3. SIN building/maintenance/deletion/subversion. Take your pick. The decker can go join one of the agencies/organisations mentioned above, or a syndicate, and do a stint on one of their ongoing SIN operations. Obviously entering a syndicate is not something to be taken lightly, but that's up to the player, right? Karma spent while doing that for free, as in the first suggestion, can result in a bonus or gear, or whatever.

Basically, just treat the karma for cash like mini-runs with some minor tweaking in that the idea is the the decker is largely doing it for free, and gets a cash bonus from other things. Its trite, but it makes the player feel like they've actually accomplished something and made some effort rather than just lottery tickets.
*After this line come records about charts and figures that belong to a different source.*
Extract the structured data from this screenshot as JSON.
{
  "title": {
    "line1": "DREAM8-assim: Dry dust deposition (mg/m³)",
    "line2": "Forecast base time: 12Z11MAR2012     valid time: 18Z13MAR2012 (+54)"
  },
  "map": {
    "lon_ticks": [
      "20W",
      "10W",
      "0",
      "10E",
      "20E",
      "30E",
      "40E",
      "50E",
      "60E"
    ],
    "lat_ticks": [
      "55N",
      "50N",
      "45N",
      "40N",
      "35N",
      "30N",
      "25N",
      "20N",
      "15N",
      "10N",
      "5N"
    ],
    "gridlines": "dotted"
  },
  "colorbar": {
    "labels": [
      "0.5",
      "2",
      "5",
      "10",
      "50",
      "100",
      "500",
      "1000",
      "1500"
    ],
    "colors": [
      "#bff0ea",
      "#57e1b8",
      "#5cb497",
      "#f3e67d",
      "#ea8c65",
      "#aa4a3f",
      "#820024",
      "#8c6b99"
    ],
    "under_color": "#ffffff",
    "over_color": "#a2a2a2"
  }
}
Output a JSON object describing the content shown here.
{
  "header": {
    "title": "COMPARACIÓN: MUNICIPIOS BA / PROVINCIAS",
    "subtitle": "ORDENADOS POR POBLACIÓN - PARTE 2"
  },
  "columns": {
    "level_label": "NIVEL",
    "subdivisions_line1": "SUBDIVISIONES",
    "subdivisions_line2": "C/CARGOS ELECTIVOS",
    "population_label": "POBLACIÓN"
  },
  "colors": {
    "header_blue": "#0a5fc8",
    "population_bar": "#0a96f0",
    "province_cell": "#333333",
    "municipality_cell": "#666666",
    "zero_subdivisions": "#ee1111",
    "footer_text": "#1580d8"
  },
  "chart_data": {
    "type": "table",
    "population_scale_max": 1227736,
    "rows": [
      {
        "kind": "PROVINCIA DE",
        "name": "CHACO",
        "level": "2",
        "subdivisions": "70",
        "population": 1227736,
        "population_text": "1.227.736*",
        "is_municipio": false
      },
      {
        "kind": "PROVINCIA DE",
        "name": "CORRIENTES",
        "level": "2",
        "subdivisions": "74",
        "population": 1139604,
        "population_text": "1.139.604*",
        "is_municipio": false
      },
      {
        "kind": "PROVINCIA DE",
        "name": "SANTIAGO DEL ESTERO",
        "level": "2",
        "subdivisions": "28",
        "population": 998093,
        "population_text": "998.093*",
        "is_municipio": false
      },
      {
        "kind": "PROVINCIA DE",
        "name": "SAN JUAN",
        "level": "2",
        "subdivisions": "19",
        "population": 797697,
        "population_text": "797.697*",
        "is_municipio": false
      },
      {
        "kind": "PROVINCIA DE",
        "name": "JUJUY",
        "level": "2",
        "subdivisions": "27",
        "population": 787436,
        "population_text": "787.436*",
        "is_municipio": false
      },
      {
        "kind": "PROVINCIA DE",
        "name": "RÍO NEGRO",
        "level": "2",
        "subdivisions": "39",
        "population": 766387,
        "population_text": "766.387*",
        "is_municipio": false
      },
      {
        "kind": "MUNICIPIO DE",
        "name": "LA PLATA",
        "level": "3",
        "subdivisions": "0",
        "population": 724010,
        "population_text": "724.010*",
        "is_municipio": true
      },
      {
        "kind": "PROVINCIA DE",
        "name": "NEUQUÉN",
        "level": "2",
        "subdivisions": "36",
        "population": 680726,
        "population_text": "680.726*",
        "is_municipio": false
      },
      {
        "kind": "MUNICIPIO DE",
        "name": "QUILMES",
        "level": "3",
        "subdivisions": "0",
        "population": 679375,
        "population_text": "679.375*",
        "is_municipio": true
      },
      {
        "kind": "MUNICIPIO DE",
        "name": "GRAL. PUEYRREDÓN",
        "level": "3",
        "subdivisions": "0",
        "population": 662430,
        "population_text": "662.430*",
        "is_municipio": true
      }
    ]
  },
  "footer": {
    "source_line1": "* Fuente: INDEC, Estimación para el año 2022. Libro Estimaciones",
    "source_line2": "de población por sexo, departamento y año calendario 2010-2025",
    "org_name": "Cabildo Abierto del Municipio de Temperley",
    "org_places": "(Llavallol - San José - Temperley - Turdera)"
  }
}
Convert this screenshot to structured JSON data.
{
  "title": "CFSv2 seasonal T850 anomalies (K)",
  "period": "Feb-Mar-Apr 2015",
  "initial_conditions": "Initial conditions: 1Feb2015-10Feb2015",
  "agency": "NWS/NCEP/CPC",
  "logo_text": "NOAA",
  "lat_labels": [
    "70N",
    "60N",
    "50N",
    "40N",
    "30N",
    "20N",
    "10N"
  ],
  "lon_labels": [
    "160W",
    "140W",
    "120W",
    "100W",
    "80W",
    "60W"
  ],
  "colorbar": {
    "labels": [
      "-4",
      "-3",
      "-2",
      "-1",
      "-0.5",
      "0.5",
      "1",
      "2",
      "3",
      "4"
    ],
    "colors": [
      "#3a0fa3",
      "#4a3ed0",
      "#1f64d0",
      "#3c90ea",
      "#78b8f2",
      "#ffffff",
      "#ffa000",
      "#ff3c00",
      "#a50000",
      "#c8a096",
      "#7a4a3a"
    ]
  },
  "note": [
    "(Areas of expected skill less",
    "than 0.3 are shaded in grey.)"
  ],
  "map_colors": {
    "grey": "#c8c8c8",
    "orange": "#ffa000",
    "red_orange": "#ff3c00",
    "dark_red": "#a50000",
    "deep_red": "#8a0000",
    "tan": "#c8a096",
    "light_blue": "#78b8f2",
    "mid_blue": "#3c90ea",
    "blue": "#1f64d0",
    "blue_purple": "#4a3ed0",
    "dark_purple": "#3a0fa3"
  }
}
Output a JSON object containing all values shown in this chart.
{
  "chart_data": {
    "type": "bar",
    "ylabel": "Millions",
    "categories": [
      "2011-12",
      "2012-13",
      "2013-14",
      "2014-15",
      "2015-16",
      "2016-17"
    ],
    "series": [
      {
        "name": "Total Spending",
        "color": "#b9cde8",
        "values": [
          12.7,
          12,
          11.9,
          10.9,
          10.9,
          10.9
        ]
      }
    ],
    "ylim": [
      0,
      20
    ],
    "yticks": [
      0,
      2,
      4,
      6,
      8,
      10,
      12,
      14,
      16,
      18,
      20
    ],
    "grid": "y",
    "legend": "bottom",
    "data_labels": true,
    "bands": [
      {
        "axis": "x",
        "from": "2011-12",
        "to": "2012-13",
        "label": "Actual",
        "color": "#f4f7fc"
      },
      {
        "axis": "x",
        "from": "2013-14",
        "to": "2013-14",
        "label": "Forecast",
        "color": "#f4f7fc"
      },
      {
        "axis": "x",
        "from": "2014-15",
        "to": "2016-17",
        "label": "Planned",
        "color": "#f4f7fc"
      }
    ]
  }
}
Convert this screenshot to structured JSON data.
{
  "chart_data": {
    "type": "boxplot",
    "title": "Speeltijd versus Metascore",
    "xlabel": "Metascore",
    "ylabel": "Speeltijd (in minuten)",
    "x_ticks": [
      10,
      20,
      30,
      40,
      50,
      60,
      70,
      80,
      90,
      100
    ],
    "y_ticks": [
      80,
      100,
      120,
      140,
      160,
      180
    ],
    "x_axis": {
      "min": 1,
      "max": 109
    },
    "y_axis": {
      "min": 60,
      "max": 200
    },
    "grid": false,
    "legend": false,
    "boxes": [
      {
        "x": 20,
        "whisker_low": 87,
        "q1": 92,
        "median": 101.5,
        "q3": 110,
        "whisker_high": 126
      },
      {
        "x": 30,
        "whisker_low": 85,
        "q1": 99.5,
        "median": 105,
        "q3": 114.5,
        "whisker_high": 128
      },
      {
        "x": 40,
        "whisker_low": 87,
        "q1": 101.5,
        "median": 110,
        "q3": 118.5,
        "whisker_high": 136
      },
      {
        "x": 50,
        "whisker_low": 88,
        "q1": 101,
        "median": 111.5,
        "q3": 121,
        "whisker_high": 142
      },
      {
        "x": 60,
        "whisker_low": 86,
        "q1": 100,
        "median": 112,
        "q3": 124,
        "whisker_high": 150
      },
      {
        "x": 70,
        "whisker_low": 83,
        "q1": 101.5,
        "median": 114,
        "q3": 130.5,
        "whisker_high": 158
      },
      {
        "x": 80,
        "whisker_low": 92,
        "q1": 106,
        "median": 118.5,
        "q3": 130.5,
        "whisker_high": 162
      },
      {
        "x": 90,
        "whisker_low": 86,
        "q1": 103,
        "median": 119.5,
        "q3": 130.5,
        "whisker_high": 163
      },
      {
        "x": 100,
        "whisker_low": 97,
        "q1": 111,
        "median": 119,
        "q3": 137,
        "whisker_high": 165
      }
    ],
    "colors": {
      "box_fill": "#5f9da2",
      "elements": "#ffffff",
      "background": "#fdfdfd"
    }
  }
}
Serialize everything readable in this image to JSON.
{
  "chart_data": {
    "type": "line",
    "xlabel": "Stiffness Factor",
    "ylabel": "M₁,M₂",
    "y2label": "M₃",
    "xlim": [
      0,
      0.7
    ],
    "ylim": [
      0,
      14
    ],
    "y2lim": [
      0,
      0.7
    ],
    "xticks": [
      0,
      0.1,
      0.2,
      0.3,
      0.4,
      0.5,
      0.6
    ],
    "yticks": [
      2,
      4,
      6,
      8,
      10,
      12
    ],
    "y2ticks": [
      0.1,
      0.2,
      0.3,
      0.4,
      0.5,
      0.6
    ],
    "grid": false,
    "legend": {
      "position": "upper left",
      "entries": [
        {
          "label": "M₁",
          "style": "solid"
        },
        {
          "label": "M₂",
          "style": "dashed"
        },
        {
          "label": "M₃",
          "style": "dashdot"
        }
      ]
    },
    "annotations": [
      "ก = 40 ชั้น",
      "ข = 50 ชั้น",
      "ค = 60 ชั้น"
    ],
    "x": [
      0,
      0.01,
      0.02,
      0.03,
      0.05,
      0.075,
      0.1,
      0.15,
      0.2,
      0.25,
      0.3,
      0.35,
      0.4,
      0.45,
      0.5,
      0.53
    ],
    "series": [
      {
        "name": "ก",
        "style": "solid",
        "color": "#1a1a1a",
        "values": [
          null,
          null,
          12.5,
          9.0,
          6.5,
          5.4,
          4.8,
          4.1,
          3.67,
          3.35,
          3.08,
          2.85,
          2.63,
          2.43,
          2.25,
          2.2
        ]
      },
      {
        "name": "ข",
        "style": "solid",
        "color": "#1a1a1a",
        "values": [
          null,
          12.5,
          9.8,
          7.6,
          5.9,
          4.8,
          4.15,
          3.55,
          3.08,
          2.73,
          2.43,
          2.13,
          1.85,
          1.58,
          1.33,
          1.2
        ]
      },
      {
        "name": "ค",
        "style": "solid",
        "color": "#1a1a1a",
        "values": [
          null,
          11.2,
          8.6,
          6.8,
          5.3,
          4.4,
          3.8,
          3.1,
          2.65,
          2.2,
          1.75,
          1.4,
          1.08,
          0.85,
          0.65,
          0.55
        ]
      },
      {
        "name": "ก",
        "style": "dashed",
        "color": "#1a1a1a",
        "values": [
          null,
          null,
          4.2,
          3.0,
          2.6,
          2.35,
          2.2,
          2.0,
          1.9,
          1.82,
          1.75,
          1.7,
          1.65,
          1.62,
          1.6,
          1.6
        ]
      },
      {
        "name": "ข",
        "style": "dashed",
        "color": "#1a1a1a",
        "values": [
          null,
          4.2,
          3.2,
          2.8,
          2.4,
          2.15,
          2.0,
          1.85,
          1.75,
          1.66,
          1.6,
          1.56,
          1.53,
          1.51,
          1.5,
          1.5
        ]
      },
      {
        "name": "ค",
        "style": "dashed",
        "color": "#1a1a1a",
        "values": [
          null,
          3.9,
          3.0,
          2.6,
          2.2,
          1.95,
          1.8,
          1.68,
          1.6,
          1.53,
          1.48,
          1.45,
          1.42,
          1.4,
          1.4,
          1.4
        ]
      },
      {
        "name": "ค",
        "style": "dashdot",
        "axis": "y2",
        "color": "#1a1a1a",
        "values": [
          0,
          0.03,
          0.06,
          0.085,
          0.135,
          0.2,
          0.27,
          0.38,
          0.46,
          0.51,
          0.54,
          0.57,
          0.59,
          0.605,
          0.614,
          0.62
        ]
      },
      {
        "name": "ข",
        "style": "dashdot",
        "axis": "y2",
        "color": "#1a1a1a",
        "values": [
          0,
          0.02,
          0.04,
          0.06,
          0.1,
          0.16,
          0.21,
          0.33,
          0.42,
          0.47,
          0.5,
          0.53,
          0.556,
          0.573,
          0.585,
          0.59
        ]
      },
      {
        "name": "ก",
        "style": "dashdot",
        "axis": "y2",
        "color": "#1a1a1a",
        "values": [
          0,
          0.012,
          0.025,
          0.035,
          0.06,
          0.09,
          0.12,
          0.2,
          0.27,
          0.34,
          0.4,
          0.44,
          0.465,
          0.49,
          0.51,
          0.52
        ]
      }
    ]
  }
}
However, a similar idea to lottery tickets, but not as obvious, is stock market trading. The GM can have fun with this one. The decker first must have some cash to invest (unless its part of their lifestyle portfolio or something that they already have x shares in this that and the other), and declares how much attention he's investing in the markets this week/month/whatever (i.e. how much karma is he spending), and then the GM can decide, influenced by the team's recent actions if appropriate, exactly how much that translates into. If they have any kind of relevant skill which might help, I'd let them roll that too, and use the successes as a guide as to how generous to be. Since they're spending karma, I would always let them come out with profit, but if things at Ares are really bad this month because of something the team did and the decker doesn't realise that they own the company he's invested in, then the profit margin would be smaller.

Anyway, just some ideas. Enjoy!
Siege
QUOTE (tanka)
I personally think Sammies are more than the killing machines most people create them to be. You can easily make them the jack-of-all-trades when it comes to mundane tasks. Throw some Electronics in, some Computer, some B/R tasks, some social skills that aren't Intimidation, just a lot of stuff to make them just as useful than the Level 8 Initiate you have running around with you.

It's more a mindset of the players and not the characters.

Any character could spent points on good backup skills, but whether the players are inclined to do so or not is another matter.

Other than that, I agree completely.